GST New Rule of Input Credit – Significant Impact on Cash Flow

Input Tax Credit: According to Section 16 (1) of CGST Act, 2017: Every registered person shall, subject to such conditions and restrictions as may be prescribed and in the manner specified in section 49, be entitled to take credit of input tax charged on any supply of goods or services or both to him which are used or intended to be used in the course or furtherance of his business and the said amount shall be credited to the electronic credit ledger of such person.

New Rule Background:

In an effort to curb the menace of fake invoices and boost tax collections, the government has limited the input tax credit (ITC) to be availed by Assesse under Goods and Services Tax (GST) , in case the details have not been uploaded by the supplier.

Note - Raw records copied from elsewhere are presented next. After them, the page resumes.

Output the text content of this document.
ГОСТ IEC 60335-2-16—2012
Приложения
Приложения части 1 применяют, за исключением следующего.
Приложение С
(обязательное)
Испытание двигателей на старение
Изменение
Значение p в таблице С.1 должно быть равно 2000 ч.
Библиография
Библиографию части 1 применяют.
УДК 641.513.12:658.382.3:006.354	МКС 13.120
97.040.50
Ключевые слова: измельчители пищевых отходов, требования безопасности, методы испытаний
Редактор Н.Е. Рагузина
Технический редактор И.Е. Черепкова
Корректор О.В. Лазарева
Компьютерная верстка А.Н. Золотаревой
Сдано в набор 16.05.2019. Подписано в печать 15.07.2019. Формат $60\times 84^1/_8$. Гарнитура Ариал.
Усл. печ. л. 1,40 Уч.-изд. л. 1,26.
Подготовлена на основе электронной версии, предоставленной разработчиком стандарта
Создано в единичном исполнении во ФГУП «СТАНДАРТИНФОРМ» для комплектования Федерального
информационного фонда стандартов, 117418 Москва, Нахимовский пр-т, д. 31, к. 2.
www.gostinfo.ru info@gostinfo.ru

Notification No. 49/2019 – Central Tax dated 9th October, 2019

In the said rules, in rule 36, after sub-rule (3), the following sub-rule shall be inserted, namely:-

“(4) Input tax credit to be availed by a registered person in respect of invoices or debit notes, the details of which have not been uploaded by the suppliers under sub-section (1) of section 37, shall not exceed 20 per cent. of the eligible credit available in respect of invoices or debit notes the details of which have been uploaded by the suppliers under sub-section (1) of section 37.”

Hence, the above inserted sub-rule provides that the availment of ITC with respect to the invoices or debit notes not uploaded by the supplier cannot exceed 20% of the eligible credit in respect of invoices or debit notes which have been uploaded.

As an example, eligible ITC with respect to the invoices uploaded by the vendors is Rs. 10000. Actual eligible ITC based on the invoices received is Rs. 15000. The sub-rule provides that ITC of only Rs. 2000 (20% of Rs. 10000) can be claimed additionally. Hence total ITC which can be claimed would be Rs. 12000 and not Rs. 15000.

Major concern arising out of this amendment is that A dealer who intends to avail ITC will suffer a loss of 80% of ITC (credit being restricted to 20%), if the supplier does not upload the invoices. Non-uploading of invoices by the supplier may result in the mismatch between GSTR 2A and GSTR-1/GSTR 3B would result 80% loss of ITC. It will adversely impact the working capital requirements and also the bottom line of business.

This amendment requires a taxpayer availing input tax credit to do GSTR 2A reconciliation on a monthly basis and intimate the supplier to upload/correct invoices in his GSTR-1 on a monthly basis. In other words, all-out efforts should be made by the purchaser to force the supplier to upload the invoices issued by him.

Conclusion:

Prior to this notification, irrespective of the credit as reflected in GSTR 2A, credit was being claimed by the purchaser without any restriction, subject to fulfilment of other conditions. Now this credit has been restricted. This Notification requires regular monthly reconciliation of input tax credit with vendor reporting. It will increase in the compliance burden of an Assesse.

Needless to say that, the new Rule will have a heavy impact on cash flow of taxpayers due to less amount of total credit available to the taxpayers as compared to the period prior to this notification.